Bought this UR with the intention of doing a 2 year bare shell restoration......
http://www.iol.ie/~coupequattro/URarrival.html
For less than $200


----------



## [email protected] (Apr 9, 2004)

*Re: UR for restoration (beermonster)*

Wow, rough car but the price is right. Finding ANY UrQuattro that cheap is a steal. I saw one in Georgia that was missing two quarter panels and otherwise about in similar condition and the guy wanted like 3000 US dollars for it. Crazy.
You gonna go stock or build it? There are a couple 20V conversions here in the states that I've seen that were built by Sewickly Audi near Pittsburgh (I bet 2Bennett has done a bunch too). The black car by Sewickly was full RS2 spec motor.... pretty cool.
Good luck with the restoration. It should be an awsome car.


----------



## Sepp (Dec 10, 2002)

*Re: UR for restoration ([email protected])*

Thank you for taking on a restoration for such an important car.
Parts are easy to find in GB for urq's.


----------



## Fusilier (Apr 17, 2004)

*Re: UR for restoration (beermonster)*

Looks like that body is a late model. Is there any rust?
A full restoration? I like the idea, but How do you go about doing that since that chasis is missing so much?


----------



## beermonster (Dec 31, 2004)

*Re: UR for restoration (Fusilier)*

Will definitely be restored, as for wether it remains stock or not is yet undecided.

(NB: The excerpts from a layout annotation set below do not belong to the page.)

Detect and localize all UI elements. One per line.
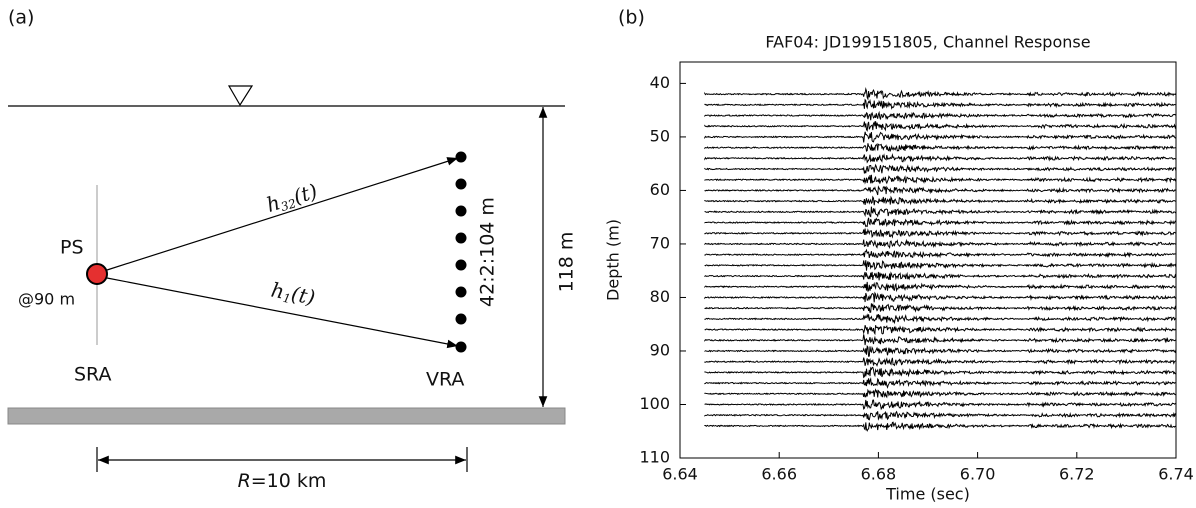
trace <box>704 153 1177 164</box>
receiver <box>455 259 467 271</box>
panel-label: (a) <box>8 7 34 29</box>
trace <box>704 388 1177 399</box>
trace <box>704 281 1177 293</box>
water-depth: 118 m <box>556 232 578 293</box>
trace <box>704 248 1177 259</box>
trace <box>704 174 1177 185</box>
receiver <box>455 341 467 353</box>
surface-marker <box>227 85 254 107</box>
y-tick-label: 50 <box>650 126 670 145</box>
source-label: PS <box>60 237 84 259</box>
trace <box>704 410 1176 421</box>
trace <box>704 98 1177 110</box>
receiver-depths: 42:2:104 m <box>477 197 499 307</box>
trace <box>704 334 1177 346</box>
path-arg: (t) <box>289 281 317 309</box>
trace <box>704 421 1177 432</box>
path-sub: 32 <box>279 196 298 214</box>
trace <box>704 217 1177 228</box>
receiver <box>455 205 467 217</box>
trace <box>704 376 1176 389</box>
trace <box>704 344 1177 357</box>
y-tick-label: 100 <box>639 394 670 413</box>
trace <box>704 185 1177 196</box>
trace <box>704 131 1177 143</box>
trace <box>704 238 1177 249</box>
trace <box>704 120 1177 132</box>
range-label: R=10 km <box>238 470 327 492</box>
trace <box>704 142 1177 153</box>
x-tick-label: 6.66 <box>761 465 797 484</box>
trace <box>704 228 1177 239</box>
y-tick-label: 40 <box>650 73 670 92</box>
range-symbol: R <box>238 470 251 492</box>
seabed <box>7 407 566 425</box>
x-axis-label: Time (sec) <box>885 485 970 504</box>
trace <box>704 313 1177 325</box>
receiver <box>455 286 467 298</box>
receiver-dots <box>455 151 467 353</box>
trace <box>704 399 1177 411</box>
receiver <box>455 178 467 190</box>
y-tick-label: 70 <box>650 233 670 252</box>
waveform-chart: (b) FAF04: JD199151805, Channel Response… <box>604 7 1194 504</box>
trace <box>704 195 1177 206</box>
path-base: h <box>269 277 286 303</box>
lower-path-arrow <box>106 277 459 349</box>
panel-label: (b) <box>618 7 645 29</box>
x-tick-label: 6.68 <box>861 465 897 484</box>
x-tick-label: 6.70 <box>960 465 996 484</box>
trace <box>704 366 1177 379</box>
path-sub: 1 <box>282 290 292 305</box>
y-axis-label: Depth (m) <box>604 219 623 301</box>
trace <box>704 110 1177 121</box>
trace <box>704 260 1177 271</box>
receiver <box>455 313 467 325</box>
y-tick-label: 60 <box>650 180 670 199</box>
trace <box>704 325 1177 336</box>
trace <box>704 357 1177 367</box>
receiver <box>455 232 467 244</box>
upper-path-arrow <box>106 157 459 271</box>
trace <box>704 206 1177 218</box>
lower-path-label: h1(t) <box>269 277 317 310</box>
range-value: =10 km <box>251 470 327 492</box>
vra-label: VRA <box>426 369 464 391</box>
source <box>86 263 108 285</box>
diagram: (a) PS @90 m SRA VRA 42:2:104 m 118 m h 3… <box>7 7 578 492</box>
y-tick-label: 110 <box>639 448 670 467</box>
x-tick-label: 6.72 <box>1059 465 1095 484</box>
trace <box>704 302 1177 313</box>
trace <box>704 271 1177 281</box>
y-tick-label: 90 <box>650 340 670 359</box>
trace <box>704 291 1177 303</box>
trace <box>704 163 1177 174</box>
x-tick-label: 6.74 <box>1158 465 1194 484</box>
source-depth: @90 m <box>18 290 75 309</box>
x-tick-label: 6.64 <box>662 465 698 484</box>
chart-title: FAF04: JD199151805, Channel Response <box>765 33 1090 52</box>
receiver <box>455 151 467 163</box>
y-tick-label: 80 <box>650 287 670 306</box>
trace <box>704 87 1177 101</box>
plot-frame <box>679 61 1177 459</box>
sra-label: SRA <box>74 364 112 386</box>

It will probably get a 20V engine, that will depend on finance. I also have a 1985 Coupe Quattro (GT quattro in effect), which has a lot of common parts with the UR, so they can share spares....
The UR is my 2006-2007 project, will be finished in red...... with sunroof, no aircon, no abs, and a fibre tunklid if I can aquire one.
The car is in the UK at the moment, I've yet to see it myself, I bought it unseen..... WIll be moved to Ireland later in the year


_Modified by beermonster at 1:06 PM 2/18/2005_


----------



## Fusilier (Apr 17, 2004)

*Re: UR for restoration (beermonster)*

Awesome!
Do you know the history behind the car? Why was it stripped like that? 
The only ones I've seen so stripped have been complete rust buckets. That one doesn't look so bad.
James


----------



## FV 5 (Nov 21, 2003)

*Re: UR for restoration (Fusilier)*

Hey James ,
Looks like you have quite a project there .
George I have recently purchased the black 20V that was built at Sewickley (which is where I work)I am in the process of repairing flood damage that occured in September.
Gary


----------



## [email protected] (Apr 9, 2004)

*Re: UR for restoration (FV 5)*

Gary, let me know when you get it done. I'd love to drive out there and feature it.
Sorry to hear about the flood damage








That's a great dealership. I'm trying to remember the gentleman (one of the sales managers maybe, I know I'd know his name if I heard it) I met out there when I came out prior to the Vintage Grand Prix the year featured marque was Audi. That engine was on a stand and the car was just being built.
Do you guys get many projects like that? I know about the white one and the black one... any others?


----------



## FV 5 (Nov 21, 2003)

*Re: UR for restoration ([email protected])*

The guy you talked to was probably David Plattner,he's a great guy.
We don't do too much restoration type work but we currently have another flooded ur q that we are building for track use only .This car is owned by the service manager and is going to be low budget fun.
Gary


----------